Drinking water helps with hydration but what about for babies? 

How much water do they need especially in summer on the Gold Coast?

Drinking Water Before 6 Months.

Six months prior, breastmilk or formula serves as both nourishment and hydration for your baby. It is sufficient, even during hot weather, as breastmilk provides all the essential nutrients and components your baby requires at this stage. Introducing water to your baby’s diet might reduce their intake of breastmilk or formula, potentially hindering their proper growth. 

Offering excessive water or overly diluted formula to your baby can lead to serious health issues. This is because an excess of water can impact the balance of certain nutrients in your baby’s bloodstream, posing a significant risk. Excessively large amount of water could even be life-threatening.


When to Start Giving Water to a Baby

If your baby is 6 months old, you can introduce small amounts of boiled and cooled tap water, but remember not to substitute it for breastmilk or formula feeds. Between 6 and 12 months of age, breastmilk or formula should remain their primary source of hydration.

After turning 12 months of age, water along with cow’s milk or breastmilk should be their main beverages. You can offer these liquids in a cup without the need to boil tap water once your baby is a year old.

Once your baby starts eating solids, provide water in a cup during meals. This practice can help them get accustomed to using a cup and reduce the risk of constipation. Encourage them to drink from a cup regularly, as this will become their primary way of drinking starting from 12 months onwards.

Giving Water in the Summer Months

In hot weather, it is important to offer breastfeeds or bottle-feeds more often if your baby is under 6 months. Avoid offering water unless recommended by a doctor.

Your baby may want to drink more often than usual and for shorter periods. If you are breastfeeding during the summer seasons, you should also make sure that you drink enough water for you and your baby.

To make breastfeeding more comfortable for you and your baby in hot weather:

  • Body heat can make it uncomfortable to feed. Place a dry or moist towel, sheet or pillowcase between yourself and your baby to reduce body heat and skin contact.
  • Lie down to breastfeed this can help to reduce skin contact.

You will know that your baby is properly hydrated (getting enough fluids) if they have 6 to 8 wet nappies over a 24 hours.

When Your Baby Has a Fever

If your baby has a fever and is under 6 months old while being breastfed, consider providing additional breastfeeds.
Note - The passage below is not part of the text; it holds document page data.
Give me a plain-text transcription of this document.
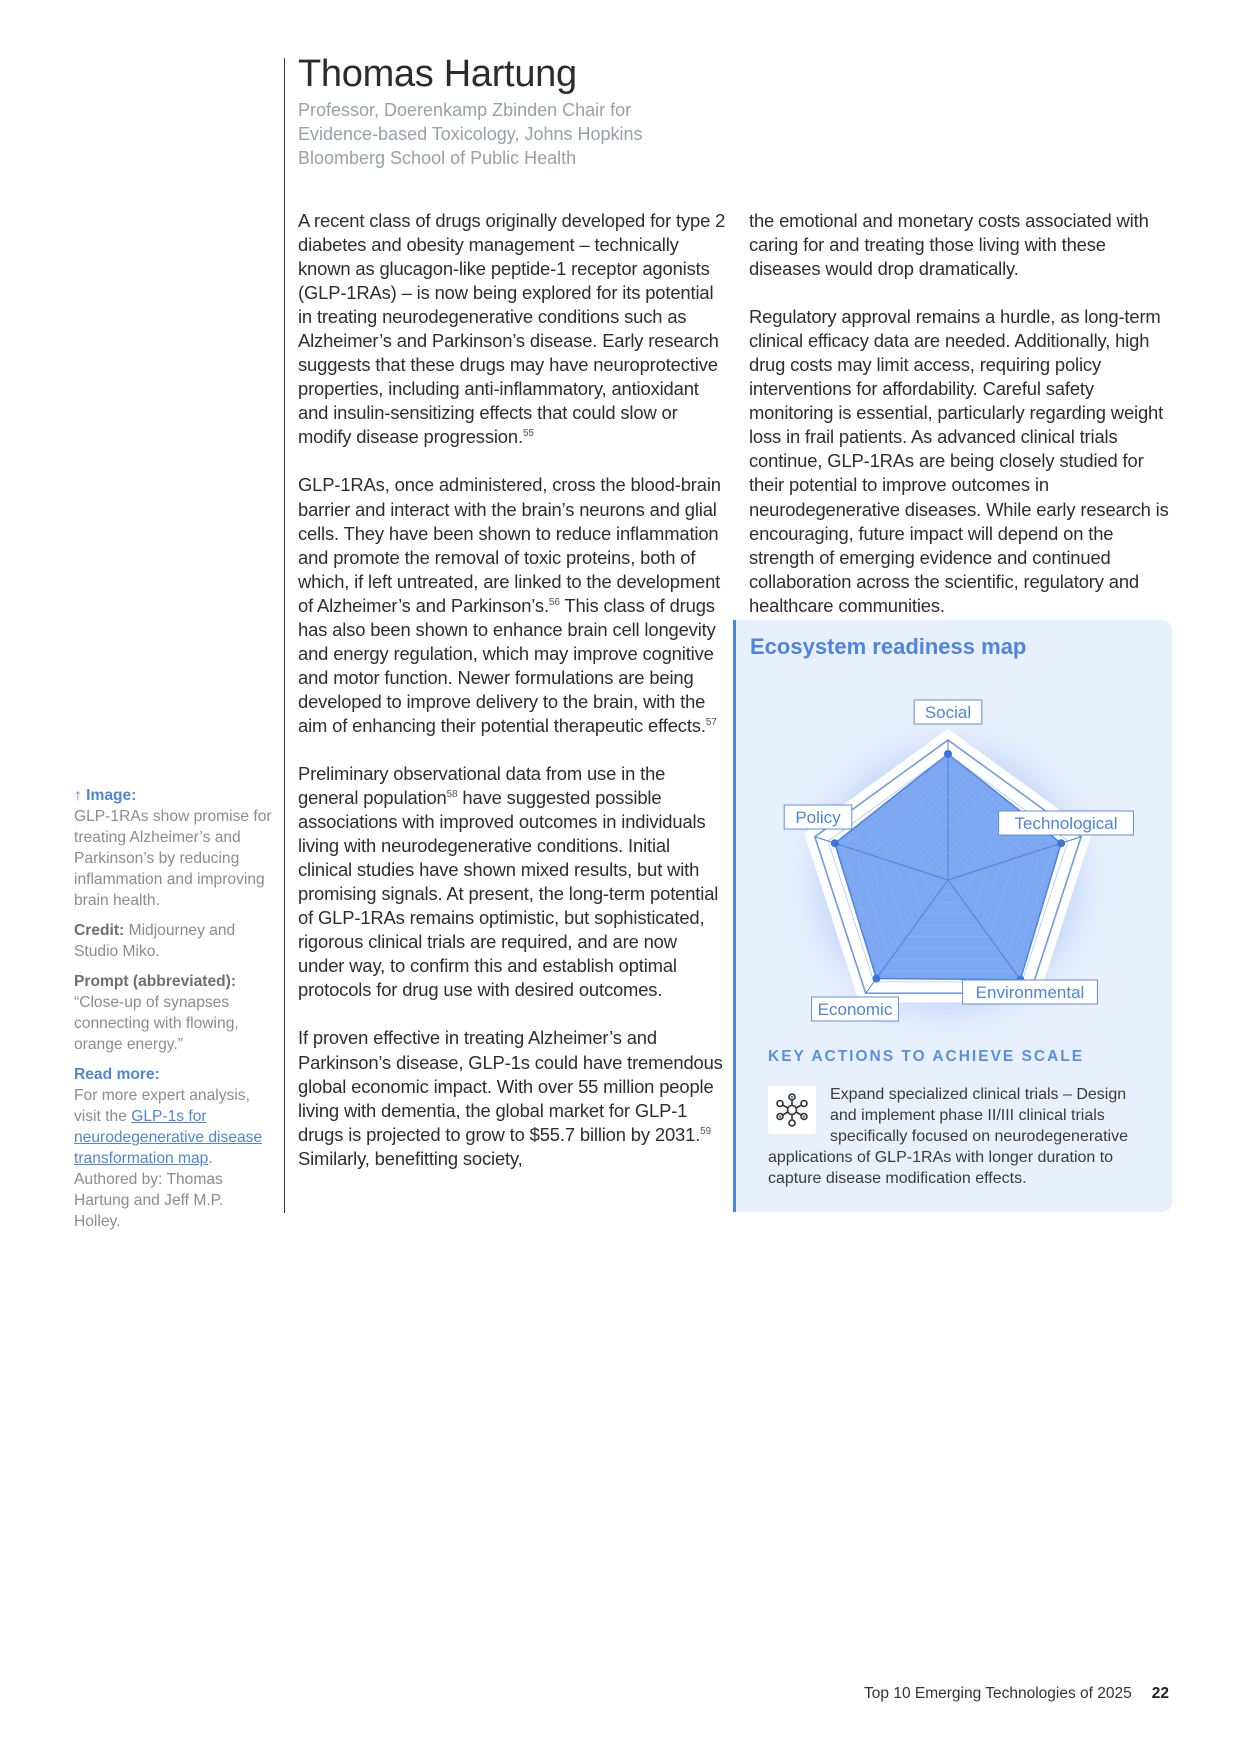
Thomas Hartung
Professor, Doerenkamp Zbinden Chair for Evidence-based Toxicology, Johns Hopkins Bloomberg School of Public Health

A recent class of drugs originally developed for type 2 diabetes and obesity management – technically known as glucagon-like peptide-1 receptor agonists (GLP-1RAs) – is now being explored for its potential in treating neurodegenerative conditions such as Alzheimer’s and Parkinson’s disease. Early research suggests that these drugs may have neuroprotective properties, including anti-inflammatory, antioxidant and insulin-sensitizing effects that could slow or modify disease progression.$^{55}$

GLP-1RAs, once administered, cross the blood-brain barrier and interact with the brain’s neurons and glial cells. They have been shown to reduce inflammation and promote the removal of toxic proteins, both of which, if left untreated, are linked to the development of Alzheimer’s and Parkinson’s.$^{56}$ This class of drugs has also been shown to enhance brain cell longevity and energy regulation, which may improve cognitive and motor function. Newer formulations are being developed to improve delivery to the brain, with the aim of enhancing their potential therapeutic effects.$^{57}$

Preliminary observational data from use in the general population$^{58}$ have suggested possible associations with improved outcomes in individuals living with neurodegenerative conditions. Initial clinical studies have shown mixed results, but with promising signals. At present, the long-term potential of GLP-1RAs remains optimistic, but sophisticated, rigorous clinical trials are required, and are now under way, to confirm this and establish optimal protocols for drug use with desired outcomes.

If proven effective in treating Alzheimer’s and Parkinson’s disease, GLP-1s could have tremendous global economic impact. With over 55 million people living with dementia, the global market for GLP-1 drugs is projected to grow to $55.7 billion by 2031.59 Similarly, benefitting society,

the emotional and monetary costs associated with caring for and treating those living with these diseases would drop dramatically.

Regulatory approval remains a hurdle, as long-term clinical efficacy data are needed. Additionally, high drug costs may limit access, requiring policy interventions for affordability. Careful safety monitoring is essential, particularly regarding weight loss in frail patients. As advanced clinical trials continue, GLP-1RAs are being closely studied for their potential to improve outcomes in neurodegenerative diseases. While early research is encouraging, future impact will depend on the strength of emerging evidence and continued collaboration across the scientific, regulatory and healthcare communities.

↑ Image:
GLP-1RAs show promise for treating Alzheimer’s and Parkinson’s by reducing inflammation and improving brain health.
Credit: Midjourney and Studio Miko.
Prompt (abbreviated):
“Close-up of synapses connecting with flowing, orange energy.”
Read more:
For more expert analysis, visit the GLP-1s for neurodegenerative disease transformation map. Authored by: Thomas Hartung and Jeff M.P. Holley.
Ecosystem readiness map
Social
Technological
Environmental
Economic
Policy
KEY ACTIONS TO ACHIEVE SCALE
Expand specialized clinical trials – Design and implement phase II/III clinical trials specifically focused on neurodegenerative applications of GLP-1RAs with longer duration to capture disease modification effects.
Top 10 Emerging Technologies of 2025 22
Your baby may show a preference for small feeds but more frequent feeding sessions. For formula-fed babies under 6 months, offer smaller amounts of formula more frequently. Unless directed by a doctor, avoid giving water.

For babies older than 6 months, maintain breastfeeding or bottle-feeding and offer water between feeds. During a fever, many children may not have much appetite, but it’s crucial to keep them hydrated. Ensure your child is receiving adequate fluids. When a child is dehydrated, they will feel worse in comparison.

If your baby is under three months old with a fever above 38°C, seek medical advice, even if there are no other symptoms.

Other Drink

You may want to give your baby fruit juice, flavoured milk, cordial and other flavoured drinks to encourage fluids but these have a high sugar content and should not be given to a child under the age of 12 months.

Older children should be discourage  from drinking caffein drinks including tea, coffee and energy drinks.